The national strategic and organizing structure of the Republican Party cannot save itself. It has become functionally obsolete. The strategy adopted two generations ago—whereby the Republican Party essentially bet everything on the perceived reliability and uniformity of the white male vote—is no longer a serious strategy, no matter how cynical your point of view. The party needs a dramatic infusion of new ideas, more moderate thinkers and genuinely centrist strategy.
A combination of demographic shifts and Republican radicalism has allowed the Democratic Party to hold both the far left and the broad center of the American political spectrum. There are a number of Democratic members of the House and the Senate who are more conservative than many Reagan-era Republicans. A sclerotic adherence to ideological dogma, in many cases without any foundation in the historical or economic record, has led GOP leadership to disavow even those Democrats who could help make a more moderate GOP relevant.
This is the 21st century; Americans believe democracy has secured its place as a world-leading organizing principle, and that public servants should be less ideological and more focused on solving real problems faced by real people. Now, in the third presidential election of the new millennium, the escalating frailty of the GOP’s position in the marketplace of ideas is again more than evident:
- More than $1.5 billion spent essentially just to give the party’s candidates a chance.
- A resounding reinforcement of Pres. Obama’s appeal in every key battleground state, and so a wide Electoral College victory.
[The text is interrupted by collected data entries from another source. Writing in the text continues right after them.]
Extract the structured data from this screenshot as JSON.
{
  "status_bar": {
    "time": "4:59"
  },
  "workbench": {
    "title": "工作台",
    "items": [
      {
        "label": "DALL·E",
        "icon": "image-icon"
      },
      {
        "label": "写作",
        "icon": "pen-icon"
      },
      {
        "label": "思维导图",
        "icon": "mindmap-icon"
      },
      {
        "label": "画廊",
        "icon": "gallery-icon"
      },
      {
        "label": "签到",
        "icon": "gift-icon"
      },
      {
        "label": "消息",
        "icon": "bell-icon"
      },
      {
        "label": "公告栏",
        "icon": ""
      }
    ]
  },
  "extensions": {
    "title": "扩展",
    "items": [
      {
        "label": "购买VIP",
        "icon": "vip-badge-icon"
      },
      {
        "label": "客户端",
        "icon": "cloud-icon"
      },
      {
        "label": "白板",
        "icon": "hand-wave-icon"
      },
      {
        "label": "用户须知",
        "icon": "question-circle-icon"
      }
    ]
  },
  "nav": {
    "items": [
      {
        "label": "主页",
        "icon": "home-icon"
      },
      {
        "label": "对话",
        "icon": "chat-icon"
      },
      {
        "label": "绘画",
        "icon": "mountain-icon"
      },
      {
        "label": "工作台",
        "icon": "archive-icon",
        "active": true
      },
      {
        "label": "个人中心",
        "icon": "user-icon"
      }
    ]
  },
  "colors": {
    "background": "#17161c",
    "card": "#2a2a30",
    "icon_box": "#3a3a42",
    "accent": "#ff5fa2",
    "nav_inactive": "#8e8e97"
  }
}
- Obama outraised Romney by so much, his campaign actually competed with all of the GOP’s funding sources combined, including the secret-donor billionaire-backed SuperPACs.
- Widening margins favoring Obama among Latino voters and minorities—one important marker of this trend: for the first time since Castro’s revolution, Democrats won a majority of Cuban votes in Florida.
- No serious plan on any issue put forward by the national Republican Party.
The president is trusted, because he has consistently shown, to the surprise of many, and the chagrin of opponents, an ability to identify the responsible way to resolve intensely difficult situations, finding his way to meaningful solutions, even in the face of relentless pervasive Republican obstruction resisting any policy with his support, even their own ideas.
The Republican party is at a crossroads: it must diversify in substantive ways—not with token figureheads whose skin color surprises TV viewers, but who endorse the same failed agenda, but with an entirely new paradigm for organizing, building policy and running campaigns. The new Republican Party, if there is to be one, must become a credible voice for the actual solutions that will directly improve the quality of life of people, families and communities of diverse backgrounds and aspirations.
Posturing will not do the trick; re-explaining trickle-down economics will not do the trick. Only the rise of new voices, new perspectives, new policy positions and a genuinely more inclusive vision of the ideal landscape of American culture and political society, can reverse the trend the Republican party’s current leadership and current hard core have so firmly established.
Just as the Democratic party has become more relevant, more widely appealing and more obviously viable, by including conservative centrists, so the Republican party must acknowledge the existence of progressive moderates, then cultivate and promote them nationally. This would allow the party to expand its reach at the grassroots, gain more credibility on the populist front, and play host to a real, and useful, discussion of diverse ideas and approaches.
There is no way for an ideologically radicalized party, increasingly marginalized by demographic trends, to thrive. Any major national party now has to acknowledge the increasing inclusivity of a successful democracy, and be a party for all of the people. Anything less is just not a serious enough effort in today’s America.